‘First rate’ – Shi Cheng – Short stories from Urban China Edited by Liu Ding, Carol Yinghua and Ra Page

Comma Press is a Manchester non-profit outfit which specialises in themed projects, as far as I can see mostly short story collections. They have published a few city based collections, of which Shi Cheng (meaning Ten Cities) is their latest – a literary tour of ten Chinese cities. There’s a handy map at the front so geography nerds can look up exactly where each story comes from.

The short story format works well for these authors. Their stories cover various themes but share a certain style, which is clean, clever and down to earth. In comparison to the short stories of Yiyung Li, which is the nearest thing I’ve read, they are less refined (or at least less Westernised) and show a China which is more mundane but also more diverse. And apart from a rare moment of clunkiness, the translations are first rate.

The collection opens with a story from Hong Kong called ‘Square Moon’, in which a young woman meets a foreigner who lives in a haunted house. Moving Northwards to Guangzhou, ‘But what about the Red Indians?’ is a coming of age story about two childhood friends with a slightly unsubtle ending.

Chengdu’s contribution, ‘Kangkang’s Gonna Kill That Fucker Zhao Yilu’, is narrated by the friend of a woman who wants to kill her husband. Apparently aesthetics are an essential criterion when choosing a murder weapon:

“The main thingwas to put a stop to the vegetable knife. Kangkang just doesn’t have any style, she would totally take the vegetable knife. You might as well use a watermelon knife, aesthetically speaking.”

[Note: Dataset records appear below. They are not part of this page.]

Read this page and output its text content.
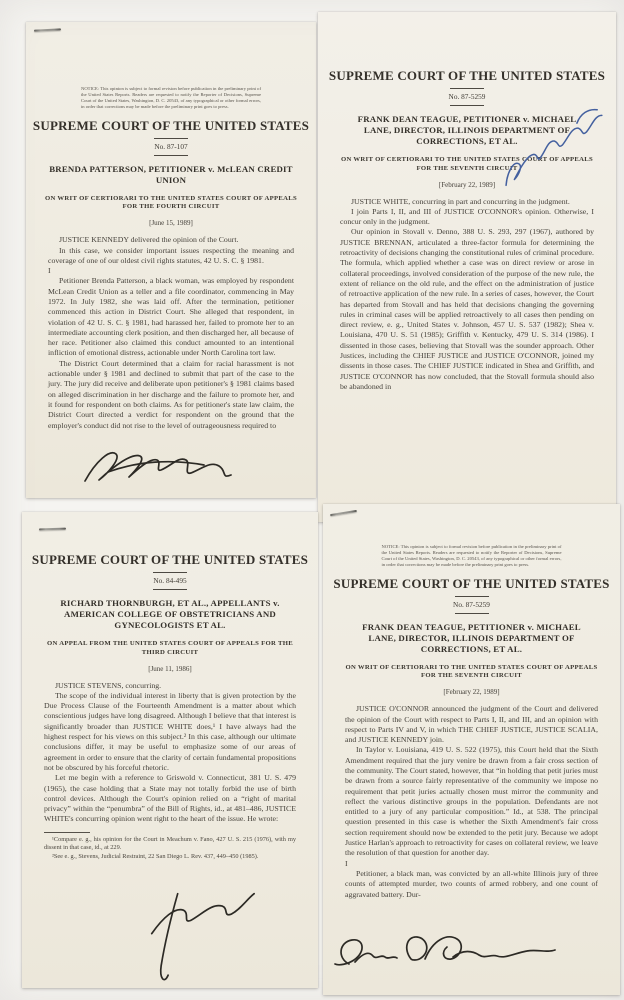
NOTICE: This opinion is subject to formal revision before publication in the preliminary print of the United States Reports. Readers are requested to notify the Reporter of Decisions, Supreme Court of the United States, Washington, D. C. 20543, of any typographical or other formal errors, in order that corrections may be made before the preliminary print goes to press.

SUPREME COURT OF THE UNITED STATES
No. 87-107
BRENDA PATTERSON, PETITIONER v. McLEAN CREDIT UNION
ON WRIT OF CERTIORARI TO THE UNITED STATES COURT OF APPEALS FOR THE FOURTH CIRCUIT
[June 15, 1989]

JUSTICE KENNEDY delivered the opinion of the Court.

In this case, we consider important issues respecting the meaning and coverage of one of our oldest civil rights statutes, 42 U. S. C. § 1981.

I

Petitioner Brenda Patterson, a black woman, was employed by respondent McLean Credit Union as a teller and a file coordinator, commencing in May 1972. In July 1982, she was laid off. After the termination, petitioner commenced this action in District Court. She alleged that respondent, in violation of 42 U. S. C. § 1981, had harassed her, failed to promote her to an intermediate accounting clerk position, and then discharged her, all because of her race. Petitioner also claimed this conduct amounted to an intentional infliction of emotional distress, actionable under North Carolina tort law.

The District Court determined that a claim for racial harassment is not actionable under § 1981 and declined to submit that part of the case to the jury. The jury did receive and deliberate upon petitioner's § 1981 claims based on alleged discrimination in her discharge and the failure to promote her, and it found for respondent on both claims. As for petitioner's state law claim, the District Court directed a verdict for respondent on the ground that the employer's conduct did not rise to the level of outrageousness required to

SUPREME COURT OF THE UNITED STATES
No. 87-5259
FRANK DEAN TEAGUE, PETITIONER v. MICHAEL LANE, DIRECTOR, ILLINOIS DEPARTMENT OF CORRECTIONS, ET AL.
ON WRIT OF CERTIORARI TO THE UNITED STATES COURT OF APPEALS FOR THE SEVENTH CIRCUIT
[February 22, 1989]

JUSTICE WHITE, concurring in part and concurring in the judgment.

I join Parts I, II, and III of JUSTICE O'CONNOR's opinion. Otherwise, I concur only in the judgment.

Our opinion in Stovall v. Denno, 388 U. S. 293, 297 (1967), authored by JUSTICE BRENNAN, articulated a three-factor formula for determining the retroactivity of decisions changing the constitutional rules of criminal procedure. The formula, which applied whether a case was on direct review or arose in collateral proceedings, involved consideration of the purpose of the new rule, the extent of reliance on the old rule, and the effect on the administration of justice of retroactive application of the new rule. In a series of cases, however, the Court has departed from Stovall and has held that decisions changing the governing rules in criminal cases will be applied retroactively to all cases then pending on direct review, e. g., United States v. Johnson, 457 U. S. 537 (1982); Shea v. Louisiana, 470 U. S. 51 (1985); Griffith v. Kentucky, 479 U. S. 314 (1986). I dissented in those cases, believing that Stovall was the sounder approach. Other Justices, including the CHIEF JUSTICE and JUSTICE O'CONNOR, joined my dissents in those cases. The CHIEF JUSTICE indicated in Shea and Griffith, and JUSTICE O'CONNOR has now concluded, that the Stovall formula should also be abandoned in

SUPREME COURT OF THE UNITED STATES
No. 84-495
RICHARD THORNBURGH, ET AL., APPELLANTS v. AMERICAN COLLEGE OF OBSTETRICIANS AND GYNECOLOGISTS ET AL.
ON APPEAL FROM THE UNITED STATES COURT OF APPEALS FOR THE THIRD CIRCUIT
[June 11, 1986]

JUSTICE STEVENS, concurring.

The scope of the individual interest in liberty that is given protection by the Due Process Clause of the Fourteenth Amendment is a matter about which conscientious judges have long disagreed. Although I believe that that interest is significantly broader than JUSTICE WHITE does,¹ I have always had the highest respect for his views on this subject.² In this case, although our ultimate conclusions differ, it may be useful to emphasize some of our areas of agreement in order to ensure that the clarity of certain fundamental propositions not be obscured by his forceful rhetoric.

Let me begin with a reference to Griswold v. Connecticut, 381 U. S. 479 (1965), the case holding that a State may not totally forbid the use of birth control devices. Although the Court's opinion relied on a “right of marital privacy” within the “penumbra” of the Bill of Rights, id., at 481–486, JUSTICE WHITE's concurring opinion went right to the heart of the issue. He wrote:

¹Compare e. g., his opinion for the Court in Meachum v. Fano, 427 U. S. 215 (1976), with my dissent in that case, id., at 229.

²See e. g., Stevens, Judicial Restraint, 22 San Diego L. Rev. 437, 449–450 (1985).

NOTICE: This opinion is subject to formal revision before publication in the preliminary print of the United States Reports. Readers are requested to notify the Reporter of Decisions, Supreme Court of the United States, Washington, D. C. 20543, of any typographical or other formal errors, in order that corrections may be made before the preliminary print goes to press.

SUPREME COURT OF THE UNITED STATES
No. 87-5259
FRANK DEAN TEAGUE, PETITIONER v. MICHAEL LANE, DIRECTOR, ILLINOIS DEPARTMENT OF CORRECTIONS, ET AL.
ON WRIT OF CERTIORARI TO THE UNITED STATES COURT OF APPEALS FOR THE SEVENTH CIRCUIT
[February 22, 1989]

JUSTICE O'CONNOR announced the judgment of the Court and delivered the opinion of the Court with respect to Parts I, II, and III, and an opinion with respect to Parts IV and V, in which THE CHIEF JUSTICE, JUSTICE SCALIA, and JUSTICE KENNEDY join.

In Taylor v. Louisiana, 419 U. S. 522 (1975), this Court held that the Sixth Amendment required that the jury venire be drawn from a fair cross section of the community. The Court stated, however, that “in holding that petit juries must be drawn from a source fairly representative of the community we impose no requirement that petit juries actually chosen must mirror the community and reflect the various distinctive groups in the population. Defendants are not entitled to a jury of any particular composition.” Id., at 538. The principal question presented in this case is whether the Sixth Amendment's fair cross section requirement should now be extended to the petit jury. Because we adopt Justice Harlan's approach to retroactivity for cases on collateral review, we leave the resolution of that question for another day.

I

Petitioner, a black man, was convicted by an all-white Illinois jury of three counts of attempted murder, two counts of armed robbery, and one count of aggravated battery. Dur-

‘Rendezvous at the Castle hotel’, from Xi’an, is a slightly scandalous tale involving a newcomer to the Xi’an poetry scene and a couple of elderly Japanese tourists. My favourite story of the bunch was ‘This moron is dead’, from Nanjing, an absurd but atmospheric tale about how the city deals with a dead man on the pavement. Set in Beijing, ‘Wheels are round’ is the story of a mechanic who constructs a car out of scrap parts.

“I can say with confidence that no more thana handful of human beings have ever laid eyes on a car like that one: it was a monster. Its skin was still rusted sheeting – I mean not a speck of paint –that was all he could afford. Never mind that, there wasn’t even enough to go around: he’d been obliged to make a convertible…the front wheels were smaller than the back wheels, and the whole car seemed to lunge forward angrily.”

Whilst they aren’t overtly political, a few of the stories nod at political developments. Shenyang’s story ‘Squatting’ documents the city rulers’ increasingly ridiculous measures to rid the city of crime, whilst ‘How to look at women’ references past events more directly, including a character who has become a trusted friend of a family he once spied on.

Although (as I’ve already mentioned) the stories share certain commonalities, each one has quite a different feel. Unfortunately I don’t know China enough to be able to say what is down to the author’s style and what is a reflection of the city in question’s culture. But together they show a China which is less sensational, more intellectual than the China which tends to appear elsewhere.

Any Cop?: An impressively deep and varied selection. I enjoyed this (and learnt from it) even though I know little about the Chinese literary scene; I expect those who know China will enjoy it even more. Comma Press has published the same kind of city collections from other regions which I’ll definitely be checking out.